Davacı vekili bu kez, aynı istemle adli yargı yerinde dava açmıştır.

Sürmene Asliye Hukuk Mahkemesi: 20.07.2006 gün ve E: 2004/365, K: 2006/178 sayı ile, toplanan deliller, dinlenilen mahalli bilirkişi ve tanıklar, yapılan keşif ve teknik bilirkişi beyanları ile tüm dosya kapsamından anlaşıldığı üzere, Köprübaşı Belediyesinin almış olduğu 06.04.2000 tarihli encümen kararı ile Köprübaşı ilçesi Gündoğan mahallesinde 60 metrelik yol ve istinat duvarının yapımına karar verildiği ve bu kararın müteakiben uygulandığı, kadastro bilirkişi Murat Tütüncü'nün de 29.07.2005 tarihli raporuna eklediği krokisinde gösterdiği gibi, düşen kayanın bulunduğu kısmın 60 metrelik bu yolun son kısmında ve kapsamında olduğu tespitte rapor alınan jeolog bilirkişinin raporunun 6. maddesinden de, yol çalışması sonunda 15-20 metre yüksekliğinde şevlerin oluştuğu ve bu şevlerin incelenmesinde çatlaklar içerdiğinin ve su çıkışlarının mevcut olduğu ve bunların da kaya kütlelerinin dengesini olumsuz olarak etkilediği ve sonuç olarak aşınmalar sonucunda kütle hareketlerinin meydana gelmesi sonucunda belirtilen noktadan kayanın düşerek davacının kullanımındaki eve zarar verdiğinin anlaşılmakta olduğu, sonuç olarak tüm dosya kapsamından anlaşıldığı üzere; davalı kurumun yol yapımı sırasında gerekli önlem ve özeni göstermemesi sonucu 30.03.2003 tarihinde meydana gelen heyelan sonucu davacının murisine ait eve ve içindeki davacıya ait eşyalara kaya düşmesi ile zarar verdiği ve davacı davalı kurumun eylemi ile olay arasında illiyet bağı bulunduğu, bu nedenle de sorumlu tutulması gerektiği kanaatinin mahkemelerinde oluştuğu gerekçesiyle; davanın kısmen kabulüne, 12.071,89 YTL tazminatın 30.03.2003 tarihinden itibaren işleyecek yasal faizi ile davalı Belediyeden tahsili ile davacıya ödenmesine, davanın geri kalan kısmının ve fazlaya ilişkin talebin reddine karar vermiş; bu karar temyiz edilmiştir.

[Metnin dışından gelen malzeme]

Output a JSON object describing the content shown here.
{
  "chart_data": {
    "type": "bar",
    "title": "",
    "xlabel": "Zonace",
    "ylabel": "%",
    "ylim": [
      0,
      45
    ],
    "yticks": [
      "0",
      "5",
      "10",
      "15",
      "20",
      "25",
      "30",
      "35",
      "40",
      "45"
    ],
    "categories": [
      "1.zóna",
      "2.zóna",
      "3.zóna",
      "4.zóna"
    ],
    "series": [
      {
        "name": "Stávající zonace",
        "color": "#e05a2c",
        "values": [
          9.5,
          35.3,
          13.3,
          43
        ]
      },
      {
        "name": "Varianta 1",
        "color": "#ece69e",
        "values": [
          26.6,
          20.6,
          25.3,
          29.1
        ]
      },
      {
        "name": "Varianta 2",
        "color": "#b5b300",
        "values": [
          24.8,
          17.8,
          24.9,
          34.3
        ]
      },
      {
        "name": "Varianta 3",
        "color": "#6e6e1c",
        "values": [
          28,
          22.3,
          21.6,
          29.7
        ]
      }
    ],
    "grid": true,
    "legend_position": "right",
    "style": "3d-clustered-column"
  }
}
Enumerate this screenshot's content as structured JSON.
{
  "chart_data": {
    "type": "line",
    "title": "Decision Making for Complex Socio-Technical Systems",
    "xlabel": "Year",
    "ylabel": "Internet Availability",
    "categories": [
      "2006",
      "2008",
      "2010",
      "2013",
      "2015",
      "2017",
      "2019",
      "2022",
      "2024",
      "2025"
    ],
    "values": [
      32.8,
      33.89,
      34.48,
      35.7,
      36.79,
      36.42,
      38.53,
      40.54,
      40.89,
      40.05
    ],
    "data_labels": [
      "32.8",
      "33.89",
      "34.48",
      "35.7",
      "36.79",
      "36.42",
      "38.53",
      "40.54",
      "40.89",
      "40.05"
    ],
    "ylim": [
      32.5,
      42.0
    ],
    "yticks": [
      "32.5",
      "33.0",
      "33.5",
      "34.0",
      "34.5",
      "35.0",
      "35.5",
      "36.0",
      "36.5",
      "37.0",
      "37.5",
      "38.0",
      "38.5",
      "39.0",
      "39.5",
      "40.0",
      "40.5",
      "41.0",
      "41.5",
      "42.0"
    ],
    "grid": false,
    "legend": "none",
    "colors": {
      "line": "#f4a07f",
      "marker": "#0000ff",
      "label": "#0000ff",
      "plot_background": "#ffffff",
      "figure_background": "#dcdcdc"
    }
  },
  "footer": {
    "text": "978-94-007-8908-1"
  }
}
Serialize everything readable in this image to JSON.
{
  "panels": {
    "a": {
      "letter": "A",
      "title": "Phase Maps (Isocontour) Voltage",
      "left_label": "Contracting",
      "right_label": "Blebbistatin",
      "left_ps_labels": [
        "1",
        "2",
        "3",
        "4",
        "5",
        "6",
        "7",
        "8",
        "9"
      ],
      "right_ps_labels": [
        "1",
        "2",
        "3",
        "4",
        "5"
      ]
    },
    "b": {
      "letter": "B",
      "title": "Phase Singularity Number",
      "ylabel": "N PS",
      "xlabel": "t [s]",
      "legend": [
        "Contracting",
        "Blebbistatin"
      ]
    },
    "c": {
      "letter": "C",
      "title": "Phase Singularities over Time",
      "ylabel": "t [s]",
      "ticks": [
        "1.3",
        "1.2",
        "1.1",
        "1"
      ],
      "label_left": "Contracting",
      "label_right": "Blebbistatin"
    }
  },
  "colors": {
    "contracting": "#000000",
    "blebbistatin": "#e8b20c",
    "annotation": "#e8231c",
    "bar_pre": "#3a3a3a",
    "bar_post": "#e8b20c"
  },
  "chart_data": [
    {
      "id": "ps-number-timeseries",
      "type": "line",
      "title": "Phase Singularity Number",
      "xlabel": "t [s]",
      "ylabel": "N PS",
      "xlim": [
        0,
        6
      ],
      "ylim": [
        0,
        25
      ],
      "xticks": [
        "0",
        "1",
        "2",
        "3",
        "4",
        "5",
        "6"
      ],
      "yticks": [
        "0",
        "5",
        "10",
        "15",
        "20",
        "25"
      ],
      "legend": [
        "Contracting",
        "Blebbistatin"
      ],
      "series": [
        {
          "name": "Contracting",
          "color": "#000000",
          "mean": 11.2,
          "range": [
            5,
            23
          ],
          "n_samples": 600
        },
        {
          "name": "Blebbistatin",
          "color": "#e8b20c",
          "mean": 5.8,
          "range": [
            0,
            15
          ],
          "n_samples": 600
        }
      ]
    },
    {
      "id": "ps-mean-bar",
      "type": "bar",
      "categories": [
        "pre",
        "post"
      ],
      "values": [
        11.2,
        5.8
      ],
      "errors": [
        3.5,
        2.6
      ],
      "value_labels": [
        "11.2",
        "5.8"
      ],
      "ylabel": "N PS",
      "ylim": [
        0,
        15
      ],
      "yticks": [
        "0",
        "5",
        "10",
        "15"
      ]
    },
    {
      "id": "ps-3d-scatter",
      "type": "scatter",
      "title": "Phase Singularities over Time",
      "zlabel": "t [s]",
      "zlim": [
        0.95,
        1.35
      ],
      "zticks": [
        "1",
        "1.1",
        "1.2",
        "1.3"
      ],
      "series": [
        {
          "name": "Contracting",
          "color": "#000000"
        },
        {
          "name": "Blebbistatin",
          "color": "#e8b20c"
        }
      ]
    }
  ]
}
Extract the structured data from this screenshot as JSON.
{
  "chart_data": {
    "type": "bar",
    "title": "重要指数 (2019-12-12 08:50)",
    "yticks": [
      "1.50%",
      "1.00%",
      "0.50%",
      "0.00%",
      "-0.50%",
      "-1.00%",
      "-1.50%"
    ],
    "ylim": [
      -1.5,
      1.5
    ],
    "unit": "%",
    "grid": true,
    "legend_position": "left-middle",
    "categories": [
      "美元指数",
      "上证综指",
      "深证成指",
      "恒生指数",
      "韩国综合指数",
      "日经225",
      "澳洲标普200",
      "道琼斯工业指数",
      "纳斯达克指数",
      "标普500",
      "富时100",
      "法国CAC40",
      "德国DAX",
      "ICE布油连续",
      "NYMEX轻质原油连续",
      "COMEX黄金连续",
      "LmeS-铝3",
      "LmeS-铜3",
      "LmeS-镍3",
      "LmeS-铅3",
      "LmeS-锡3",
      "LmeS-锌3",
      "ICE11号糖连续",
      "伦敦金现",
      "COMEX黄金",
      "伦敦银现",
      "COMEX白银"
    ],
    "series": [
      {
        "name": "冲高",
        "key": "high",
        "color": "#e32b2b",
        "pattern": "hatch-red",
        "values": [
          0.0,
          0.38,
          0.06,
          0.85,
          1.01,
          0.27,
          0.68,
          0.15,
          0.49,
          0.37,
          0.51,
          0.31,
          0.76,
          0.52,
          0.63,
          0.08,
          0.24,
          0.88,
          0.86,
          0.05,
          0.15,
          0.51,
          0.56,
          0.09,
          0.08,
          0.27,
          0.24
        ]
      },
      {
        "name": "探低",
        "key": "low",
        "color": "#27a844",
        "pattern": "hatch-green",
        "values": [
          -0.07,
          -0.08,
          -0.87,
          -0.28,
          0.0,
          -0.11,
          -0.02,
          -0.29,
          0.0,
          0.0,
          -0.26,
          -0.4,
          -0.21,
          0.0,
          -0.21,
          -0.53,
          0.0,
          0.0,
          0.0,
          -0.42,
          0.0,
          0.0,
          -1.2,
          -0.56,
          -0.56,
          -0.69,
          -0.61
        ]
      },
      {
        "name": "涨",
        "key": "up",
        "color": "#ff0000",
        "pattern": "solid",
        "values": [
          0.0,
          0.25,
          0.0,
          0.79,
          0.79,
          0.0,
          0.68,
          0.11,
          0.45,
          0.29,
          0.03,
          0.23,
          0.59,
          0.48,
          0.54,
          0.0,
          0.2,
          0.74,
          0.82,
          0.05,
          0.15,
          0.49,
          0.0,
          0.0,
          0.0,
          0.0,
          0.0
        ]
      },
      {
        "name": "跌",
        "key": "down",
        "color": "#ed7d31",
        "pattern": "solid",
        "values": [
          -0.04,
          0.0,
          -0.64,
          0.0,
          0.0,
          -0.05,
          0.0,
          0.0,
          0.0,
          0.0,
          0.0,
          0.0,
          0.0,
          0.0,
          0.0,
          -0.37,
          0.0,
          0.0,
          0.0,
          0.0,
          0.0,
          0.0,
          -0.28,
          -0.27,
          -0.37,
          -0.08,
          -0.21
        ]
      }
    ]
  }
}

Yargıtay 4. Hukuk Dairesi: 19.11.2007 gün ve E: 2007/959, K: 2007/14430 sayı ile davanın, davalı idare tarafından yol yapımı çalışması sırasında, yuvarlanan kayaların davacının evine verdiği hasarın tazminine ilişkin bulunduğu, Mahkemece, davanın kısmen kabul edilmiş olduğu; mahalle yolunun yapım işinin, davalı idareye kamu yasaları uyarınca verilmiş bir görevin gereği olduğu, işin yanlış ve kusurlu yapılması sonunda bir zarar doğmuşsa, bunun nitelikçe hizmet kusurundan ileri geldiğinin kabulünün gerektiği, şu durum karşısında mahkemece yargı yolu bakımından görevsizlik kararı verilmesi gerekirken, işin esasının incelenmiş olmasının bozmayı gerektirdiği gerekçesiyle; temyiz olunan kararın BOZULMASINA, bozma nedenine göre diğer yönlerin şimdilik incelenmesine yer olmadığına karar vermiştir.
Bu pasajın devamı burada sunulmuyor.